Ekleme Tarihi: 23 November 2023 - Thursday

Filistin’de cihat idrakiyle kurumlaşan HAMAS

HAMAS’ın, ABD-İsrail ablukasını yarmak için Gazze’de başlattığı harekata karşı Batı koalisyonunca başlatılan savaşın planlanmış ve kurgulanmış sonuçlarına ilişkin çeşitli görüşleri günlerdir dinliyor ve okuyoruz.

HAMAS’ın harekatını takiben ABD, İngiltere ve AB gemilerinin Doğu Akdeniz’de Gazze, Lübnan ve Suriye’yi vurmaya uygun bir konumda yerleşmelerine karşılık, “Bu HAMAS’ın harekatından ibaret bir durum değil. ABD ve Batı koalisyonu ya durumdan vazife çıkartarak Mezopotamya’nın enerji hatlarına hakim olacak ya da bunların askeri üssü olarak İsrail’in varlığını pekiştirilecek” şeklinde yorumlar yapılıyor. Hatta savaşta nihai amacın İsrail gazının ABD şemsiyesi altında Avrupa’ya ihracından ve Gazze açıklarındaki muhtemel gaz yataklarıyla bu ihracın sürekliliğini sağlayacak bir ABD limanının kurulmasından dem vuruluyor.

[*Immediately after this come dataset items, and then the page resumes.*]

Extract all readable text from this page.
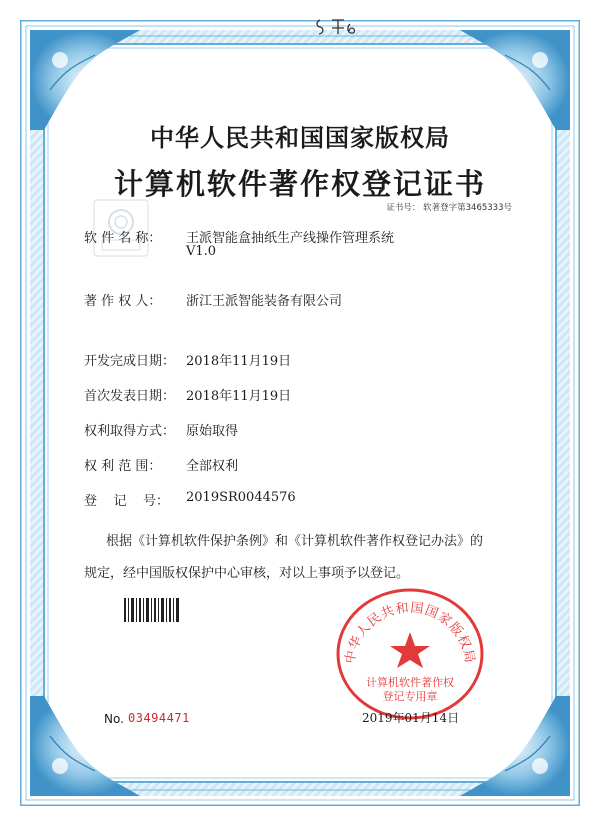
中华人民共和国国家版权局
计算机软件著作权登记证书
证书号： 软著登字第3465333号
软 件 名 称： 王派智能盒抽纸生产线操作管理系统
V1.0
著 作 权 人： 浙江王派智能装备有限公司
开发完成日期： 2018年11月19日
首次发表日期： 2018年11月19日
权利取得方式： 原始取得
权 利 范 围： 全部权利
登    记    号： 2019SR0044576
根据《计算机软件保护条例》和《计算机软件著作权登记办法》的
规定，经中国版权保护中心审核，对以上事项予以登记。
中华人民共和国国家版权局
计算机软件著作权
登记专用章
No. 03494471	2019年01月14日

Bunlardan bakıldığında HAMAS’ın harekatı kendiliğinden talileşmekte, Gazze ile Batı Şeria’nın yaşadığı büyük yıkım ve soykırım mazlumların yanlarına kalan tek şeye; daha açık bir ifadeyle harekatın normal bedeline dönüşmektedir.

 

Batı koalisyonun Gazze’ye adeta yağmur gibi yağdırdığı bombalara rağmen HAMAS’ın hiçbir yardım almaksızın iki aya yaklaşan arslanlar gibi direnişi de son tahlilde bir kahramanlık fantezisine konu olmaktan öteye geçmemektedir.

Bu görüşleri ileri sürenler, konuşanlar ve politik kuşkuları, askeri komploları daha daha derinleştirmek için yırtınanlar gökten zembille inmediler; onlar buradalar, içimizden ses veriyorlar. Diğer bir söyleyişle bunların büyük çoğunluğu Filistin direnişine güya destek veren Müslümanlardan oluşuyor.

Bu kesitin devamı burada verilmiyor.